Showing posts with label Picacho Peak. Show all posts
Showing posts with label Picacho Peak. Show all posts

Sunday, March 29, 2015

Battle of Picacho Pass



Picacho Peak is a landmark formation located on I-10 about half way between Phoenix and Tucson, Arizona. Most travelers today think of it as an interesting feature as they drive between the two cities and  many know little of the significance of this famous peak.  Besides hiking trails, picnic ramadas, and spring flowers, the State Park is also known for it's Civil War memorial. Every year in March there is a re-enactment of the Battle of Picacho Pass. This year reenactments took place on March 21 and 22.

Although this battle was only a skirmish, it has the distinction of being the western-most battle in the American Civil War. 

On August 1, 1861 the Confederate Army declared the entire New Mexico Territory for the Confederacy. By February 28, 1862 Tucson became the most western point in the Confederate Empire secured by Captain Sherrod Hunter.

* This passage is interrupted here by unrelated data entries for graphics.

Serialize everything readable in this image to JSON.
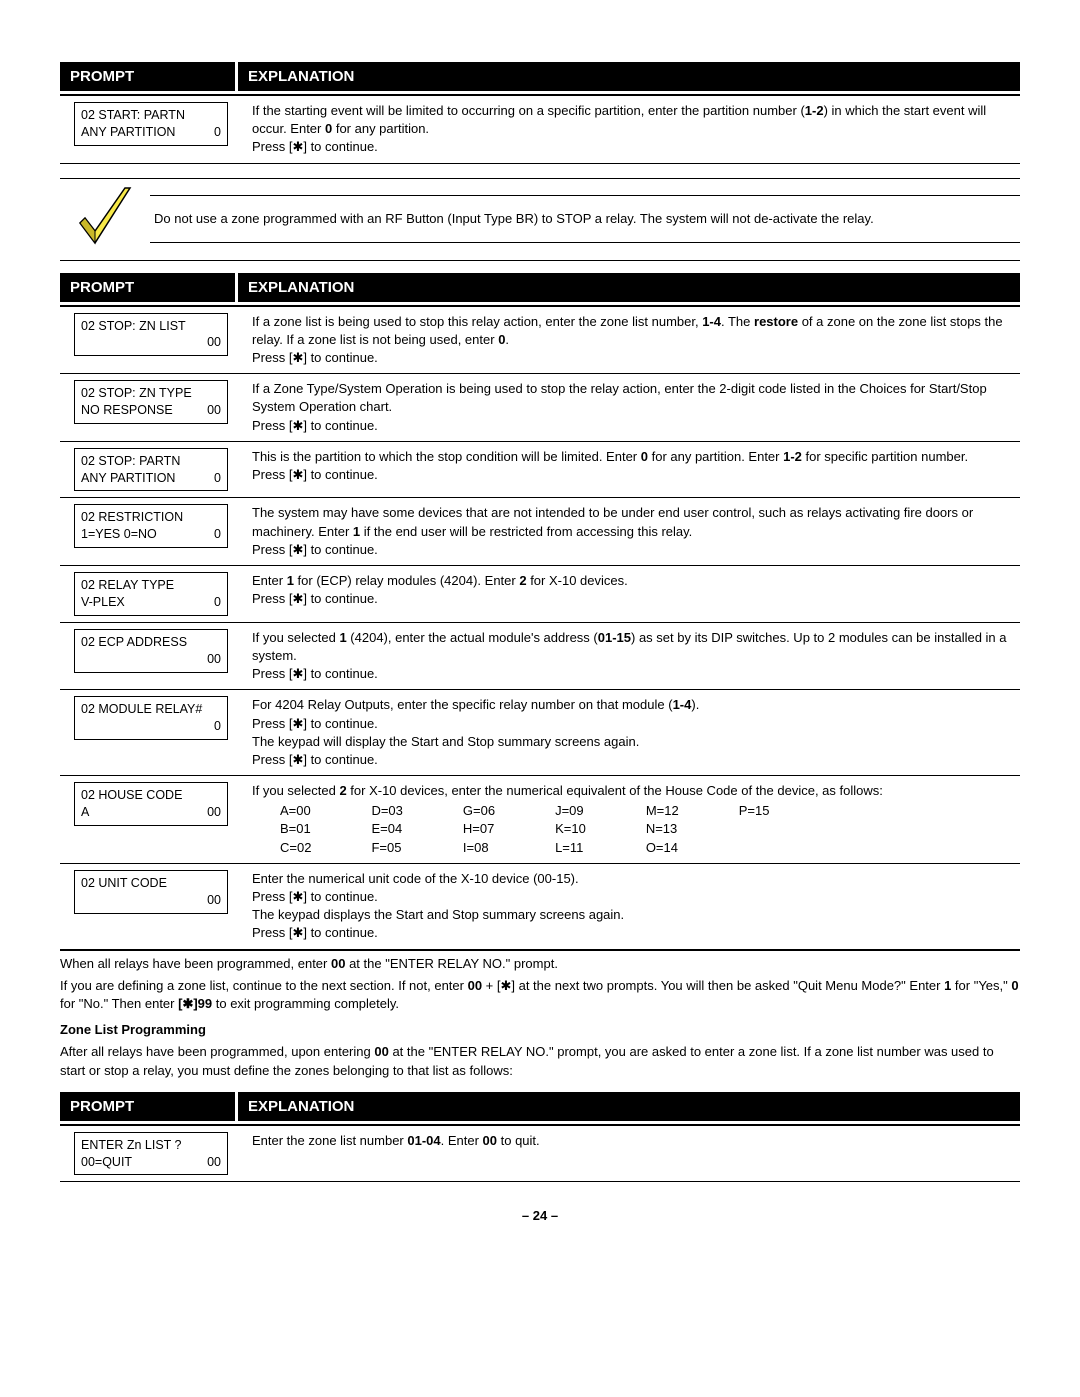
{
  "headers": {
    "prompt": "PROMPT",
    "explanation": "EXPLANATION"
  },
  "section1": {
    "row1": {
      "promptL1": "02  START: PARTN",
      "promptL2a": "ANY PARTITION",
      "promptL2b": "0",
      "expl": "If the starting event will be limited to occurring on a specific partition, enter the partition number (<b>1-2</b>) in which the start event will occur. Enter <b>0</b> for any partition.<br>Press [✱] to continue."
    }
  },
  "noteText": "Do not use a zone programmed with an RF Button (Input Type BR) to STOP a relay. The system will not de-activate the relay.",
  "section2": [
    {
      "l1": "02  STOP: ZN LIST",
      "l2a": "",
      "l2b": "00",
      "expl": "If a zone list is being used to stop this relay action, enter the zone list number, <b>1-4</b>.   The <b>restore</b> of a zone on the zone list stops the relay.  If a zone list is not being used, enter <b>0</b>.<br>Press [✱] to continue."
    },
    {
      "l1": "02  STOP:   ZN TYPE",
      "l2a": "NO RESPONSE",
      "l2b": "00",
      "expl": "If a Zone Type/System Operation is being used to stop the relay action, enter the 2-digit code listed in the Choices for Start/Stop System Operation chart.<br>Press [✱] to continue."
    },
    {
      "l1": "02  STOP:   PARTN",
      "l2a": "ANY PARTITION",
      "l2b": "0",
      "expl": "This is the partition to which the stop condition will be limited.  Enter <b>0</b> for any partition. Enter <b>1-2</b> for specific partition number.<br>Press [✱] to continue."
    },
    {
      "l1": "02  RESTRICTION",
      "l2a": "1=YES   0=NO",
      "l2b": "0",
      "expl": "The system may have some devices that are not intended to be under end user control, such as relays activating fire doors or machinery. Enter <b>1</b> if the end user will be restricted from accessing this relay.<br>Press [✱] to continue."
    },
    {
      "l1": "02  RELAY  TYPE",
      "l2a": "V-PLEX",
      "l2b": "0",
      "expl": "Enter <b>1</b> for (ECP) relay modules (4204).  Enter <b>2</b> for X-10 devices.<br>Press [✱] to continue."
    },
    {
      "l1": "02  ECP ADDRESS",
      "l2a": "",
      "l2b": "00",
      "expl": "If you selected <b>1</b> (4204), enter the actual module's address (<b>01-15</b>) as set by its DIP switches.  Up to 2 modules can be installed in a system.<br>Press [✱] to continue."
    },
    {
      "l1": "02  MODULE RELAY#",
      "l2a": "",
      "l2b": "0",
      "expl": "For 4204 Relay Outputs, enter the specific relay number on that module (<b>1-4</b>).<br>Press [✱] to continue.<br>The keypad will display the Start and Stop summary screens again.<br>Press [✱] to continue."
    }
  ],
  "houseRow": {
    "l1": "02  HOUSE CODE",
    "l2a": "A",
    "l2b": "00",
    "explTop": "If you selected <b>2</b> for X-10 devices, enter the numerical equivalent of the House Code of the device, as follows:",
    "codes": [
      [
        "A=00",
        "B=01",
        "C=02"
      ],
      [
        "D=03",
        "E=04",
        "F=05"
      ],
      [
        "G=06",
        "H=07",
        "I=08"
      ],
      [
        "J=09",
        "K=10",
        "L=11"
      ],
      [
        "M=12",
        "N=13",
        "O=14"
      ],
      [
        "P=15",
        "",
        ""
      ]
    ]
  },
  "unitRow": {
    "l1": "02  UNIT CODE",
    "l2a": "",
    "l2b": "00",
    "expl": "Enter the numerical unit code of the X-10 device (00-15).<br>Press [✱] to continue.<br>The keypad displays the Start and Stop summary screens again.<br>Press [✱] to continue."
  },
  "bodyText": {
    "p1": "When all relays have been programmed, enter <b>00</b> at the \"ENTER RELAY NO.\" prompt.",
    "p2": "If you are defining a zone list, continue to the next section.  If not, enter <b>00</b> + [✱] at the next two prompts.  You will then be asked \"Quit Menu Mode?\"  Enter <b>1</b> for \"Yes,\" <b>0</b> for \"No.\"  Then enter <b>[✱]99</b> to exit programming completely.",
    "sub": "Zone List Programming",
    "p3": "After all relays have been programmed, upon entering <b>00</b> at the \"ENTER RELAY NO.\" prompt, you are asked to enter a zone list.  If a zone list number was used to start or stop a relay, you must define the zones belonging to that list as follows:"
  },
  "section3": {
    "l1": "ENTER  Zn  LIST ?",
    "l2a": "00=QUIT",
    "l2b": "00",
    "expl": "Enter the zone list number <b>01-04</b>.  Enter <b>00</b> to quit."
  },
  "pageNum": "– 24 –"
}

In reaction to the Confederate seizure of the Southwestern Territories, Union General James Carleton and his volunteers, called the California Column, were moved from Fort Yuma in California towards Tucson across hundreds of miles of the Sonoran desert.


Hunter, with a small band of Confederates, was moving north out of Tucson when they met up with Union Lt. James Barrett who led a group of Union scouts sent ahead to reconnoiter the route into Tucson for the California cavalry.


The California Column, under Lt. James Barrett had reached an area near present day Casa Grande, Arizona by early April. On April 15, this detachment of Barrett's First California Cavalry met up with Hunter's men at Picacho Pass. The Confederates were waiting in ambush, but the Union cavalry had split into two groups, part of the group circling the dangerous ambush area.


The Union men were fired upon by the Confederacy and the other Union force came up behind the skirmish and captured three of Hunters' men. Lieutenant James Barrett was killed almost immediately along with four other Union soldiers who were killed or wounded. The battle continued until the Union cavalry withdrew to join the main body of the California Column to the north. By the time Carleton's California troops arrived in Tucson, Captain Hunter's Confederates were outnumbered and they were too far from the main Confederate army on the Rio Grande to receive supplies or reinforcements. Captain Hunters' retreating army faced repeated attacks by the Apaches as they made their way back to the Rio Grande River. By May 27, 1862, the Confederate invasion of Arizona ended.